The problem is that you are matching value with immediate next value in array, in array that is sorted already it will work, but not on unsorted one. So try to sort the array first and then run your code.
Edit :
Looks like sorting is added in code,
But another condition => if there is number that is repeated more than twice it should be handled and only appear once in stack, if that is required.
This will : console.log(duplicate([1,2,1,2,2,3,3]))
Result this : [1,2,3]
function duplicate(arr) {
var sum = 0;
arr.sort();
var stack = [];
for(var i = 0; i < arr.length; i++){
if (arr[i] === arr[i+1]) {
if(stack.length == 0 || (arr[i] != stack[stack.length-1])){
stack.push(arr[i])
}
}
}
return stack;
}
you can use JS Array.reduce method to accomplish your requirement in a shorter way
function sumDplicates(arr) {
return arr.reduce(function(tot, val, index, _arr) {
if (_arr.lastIndexOf(val) > index || _arr.indexOf(val) != index)
return tot + val;
return tot
}, 0)
}
console.log(sumDplicates([1, 1, 2, 3, 3]));
console.log(sumDplicates([1, 2, 1, 2, 2, 3, 3]));
You can pursue your original sorting approach with a slight modification:
if (arr[i] === arr[i + 1] || arr[i] === arr[i - 1])

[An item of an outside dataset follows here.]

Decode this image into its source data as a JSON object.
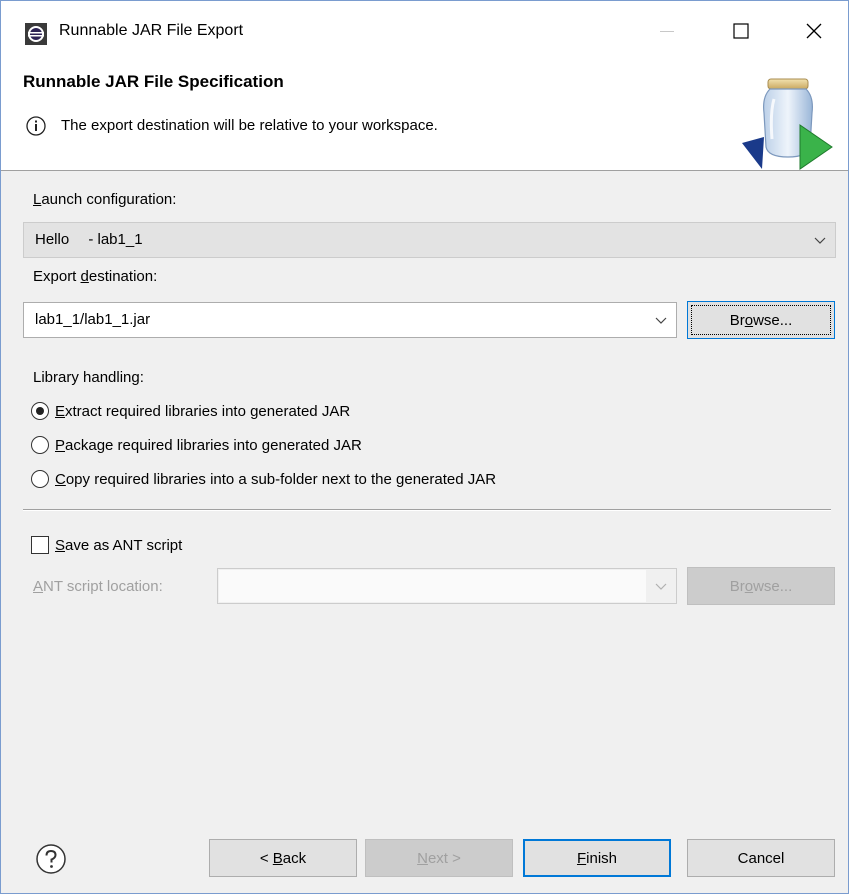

That is, check if the previous or the next element in the sorted array is equal to the current element for it to qualify as a duplicate.
The following solution accomplishes this with filter and reduce:
function duplicate(array) {
return array
.sort((a, b) => a - b)
.filter((a, i, arr) => (arr[i] === arr[i + 1] || arr[i] === arr[i - 1]))
.reduce((a, b) => a + b, 0);
}
console.log(duplicate([1, 1, 2, 3, 3]));
console.log(duplicate([1, 2, 1, 2, 3, 3]));
Array.reduce() and Array.lastIndexOf() will simply solve your problem.
function sum(arr)
{
return arr.reduce(function(sum, item){
return arr.lastIndexOf(item)!==arr.indexOf(item) ? sum+=item : sum;
},0)
}
console.log(sum([1,1,2,3,3]));
console.log(sum([1,2,3,4]));
console.log(sum([1,2,2,3,4]));
console.log(sum([1,1,2,2,3,3,4,4]));
Though I don't know much about JavaScript, If I were you, I would have simply kept a temporary array, which copies all the duplicate variables and then use that array for sum.
Also, if you want to add the particular number as many times as it appears, I will suggest creating a table like the one in sparse matrices
and then referring to it during addition.
This logic, though not space efficient, is very easy to implement.
Here is an approach with a single Array.reduce and nothing else. No Array.indexOf or Array.lastIndexOf. Although it might not be as concise it does not traverse the array looking for indexes multiple times nor does any Array.filter:
const sumDubs = arr => arr.reduce((r,c) => {
if(r[c]) {
r[c] += 1
r.sum += r[c] > 2 ? (r[c]*c) - ((r[c]-1)*c) : r[c]*c
} else r[c] = 1
return r
}, { sum: 0 }).sum
console.log(sumDubs([1, 1, 2, 3, 3])) // 8
console.log(sumDubs([1, 2, 1, 2, 2, 3, 3])) // 14
console.log(sumDubs([1, 2, 1, 2, 2, 3, 3, 3, 1, 2, 4, 4])) // 28
The idea is to keep track of the on-going sum via a property in the accumulator of the Array.reduce and simply keep calculating the sum based on which number is duplicated and more importantly how many times.